Do this by being attentive and aware of their feelings. Be expressive. Tell them you have listened and paid attention to them by using words, facial expressions, and body language to reflect what you see in them.
For example, if they are upset, you can frown and stress, “You are very upset.”
All your child needs sometimes is a hug and the assurance that you understand and everything will be fine.
Attunement is also a powerful way to connect with your child14. By building a strong relationship, you are more likely to avoid fights and conflicts.
Pick your battles
Take a step back and re-evaluate what you are fighting about in your daily lives. Sometimes we get so hung up on our rules that we forget what’s truly important in life.
Does it make sense to cause an emotional stir and take a toll on your mental health to get them to take out the garbage or leave their dirty shoes outside?
Asking them twenty times before they do it can be exhausting. But what will matter more in twenty years – garbage cleared or a good relationship with your child?

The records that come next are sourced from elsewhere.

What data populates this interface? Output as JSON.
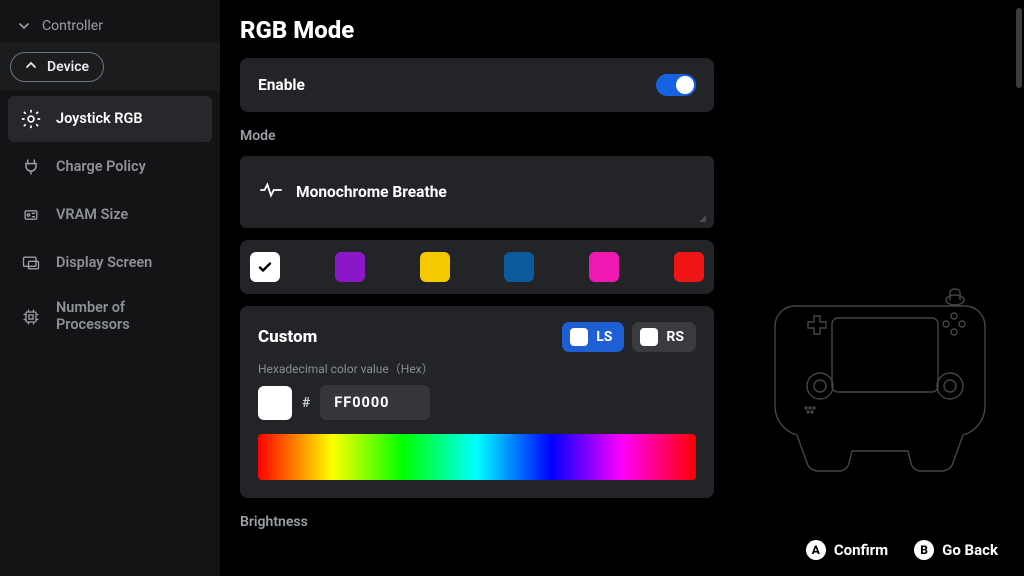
{
  "sidebar": {
    "collapsed_section": "Controller",
    "expanded_section": "Device",
    "items": [
      {
        "label": "Joystick RGB",
        "icon": "gear-icon",
        "active": true
      },
      {
        "label": "Charge Policy",
        "icon": "plug-icon",
        "active": false
      },
      {
        "label": "VRAM Size",
        "icon": "chip-icon",
        "active": false
      },
      {
        "label": "Display Screen",
        "icon": "monitor-icon",
        "active": false
      },
      {
        "label": "Number of Processors",
        "icon": "cpu-icon",
        "active": false
      }
    ]
  },
  "page": {
    "title": "RGB Mode",
    "enable_label": "Enable",
    "enable_value": true,
    "mode_section_label": "Mode",
    "mode_selected": "Monochrome Breathe",
    "swatches": [
      {
        "color": "#ffffff",
        "selected": true
      },
      {
        "color": "#8a17c9",
        "selected": false
      },
      {
        "color": "#f6c900",
        "selected": false
      },
      {
        "color": "#0b5a9c",
        "selected": false
      },
      {
        "color": "#ef19b1",
        "selected": false
      },
      {
        "color": "#ef1515",
        "selected": false
      }
    ],
    "custom": {
      "title": "Custom",
      "hint": "Hexadecimal color value（Hex）",
      "ls_label": "LS",
      "rs_label": "RS",
      "active_stick": "LS",
      "hash": "#",
      "hex_value": "FF0000"
    },
    "brightness_label": "Brightness"
  },
  "footer": {
    "confirm_key": "A",
    "confirm_label": "Confirm",
    "back_key": "B",
    "back_label": "Go Back"
  }
}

Inconsistency in parenting is a common parenting trap that can lead to anger and resentment. If you do not set clear rules and enforce them consistently, things will be chaotic.
Avoid empty threats. Name a consequence you are prepared to enforce, and then follow through on it.
Final thoughts on reactive parenting
Non-reactive parenting requires practice and patience. Follow the steps and allow yourself to make mistakes from time to time. The key is not to let this become your autopilot reaction.